Upacara ujungan merepresentasikan keadaan sosial masyarakat Gumelem Wetan, Banjarnegara sebagai masyarakat agraris dalam menghadapi permasalahan kelangkaan air pada musim kemarau. Upacara adat ini sudah ada sejak tahun 1680, di mana ketika itu terjadi perang antar petani dua daerah yang saling berebut sumber air. Pada awal kemunculannya, upacara ujungan diadakan dengan mengadakan pertarungan antara dua orang petani menggunakan kayu raside yang dapat membuat gatal. Pertarungan tersebut berlangsung sampai kedua petani mengalami luka-luka, bahkan sampai berdarah-darah. Para petani percaya bahwa darah yang keluar merupakan sarana doa kepada Tuhan agar segera menurunkan hujan di daerah tersebut.
Sebagai sebuah upacara pertarungan, upacara ini memiliki kemiripan dengan ritual tiban di daerah Kediri. Upacara tiban adalah tarian yang mencambuki tubuh mereka sendiri sampai berdarah, sebagai bentuk pengorbanan dan ritual meminta hujan kepada Tuhan. Masyarakat yang meyakini ritual tersebut percaya bahwa darah yang keluar dari tubuh penari mampu mendatangkan hujan. Ritual ujungan dan tiban merupakan suatu bentuk religi orang kuno.
Ujungan biasanya diadakan antara bulan Oktober hingga November, saat musim kemarau berlangsung.
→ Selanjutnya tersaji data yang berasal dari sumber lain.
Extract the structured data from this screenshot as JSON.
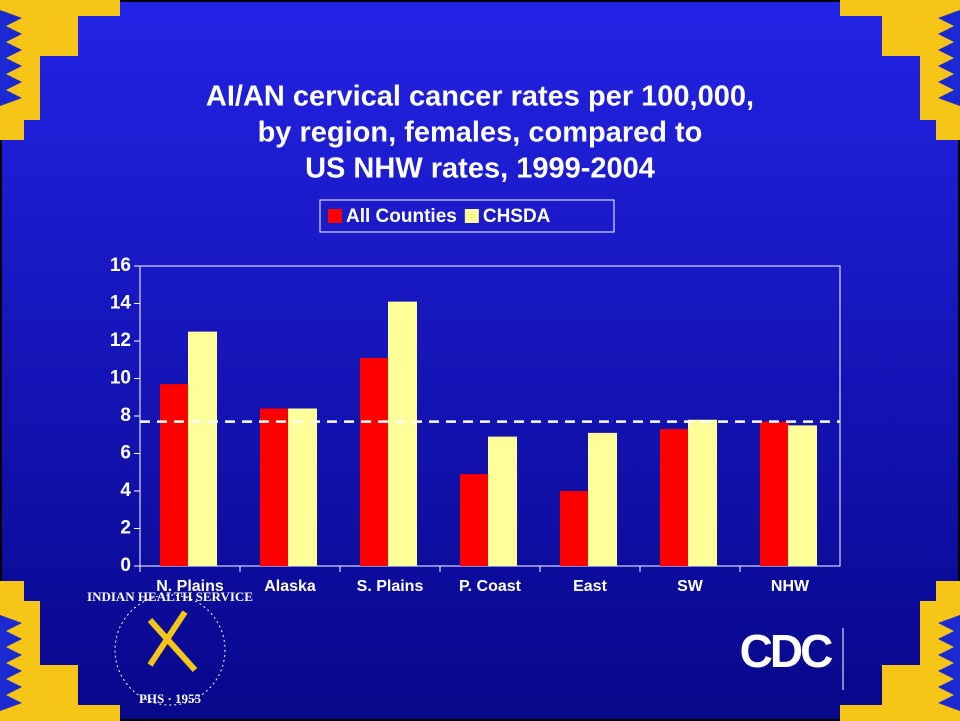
{
  "chart_data": {
    "type": "bar",
    "title": [
      "AI/AN cervical cancer rates per 100,000,",
      "by region, females, compared to",
      "US NHW rates, 1999-2004"
    ],
    "categories": [
      "N. Plains",
      "Alaska",
      "S. Plains",
      "P. Coast",
      "East",
      "SW",
      "NHW"
    ],
    "series": [
      {
        "name": "All Counties",
        "color": "#ff0000",
        "values": [
          9.7,
          8.4,
          11.1,
          4.9,
          4.0,
          7.3,
          7.7
        ]
      },
      {
        "name": "CHSDA",
        "color": "#ffff99",
        "values": [
          12.5,
          8.4,
          14.1,
          6.9,
          7.1,
          7.8,
          7.5
        ]
      }
    ],
    "reference_line": 7.7,
    "ylim": [
      0,
      16
    ],
    "yticks": [
      0,
      2,
      4,
      6,
      8,
      10,
      12,
      14,
      16
    ],
    "legend": "top"
  },
  "logos": {
    "ihs_top": "INDIAN HEALTH SERVICE",
    "ihs_bottom": "PHS · 1955",
    "cdc": "CDC"
  }
}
Upacara diadakan pada hari Jumat Kliwon dari pukul 2 siang dan berakhir pukul 5 sore. Tentang berapa kali penyelenggaraan ujungan pada satu tahun tergantung pada turunnya hujan. Artinya upacara ujungan bisa diadakan dua, tiga, atau empat kali jika dalam satu minggu setelah upacara ujungan hujan belum turun.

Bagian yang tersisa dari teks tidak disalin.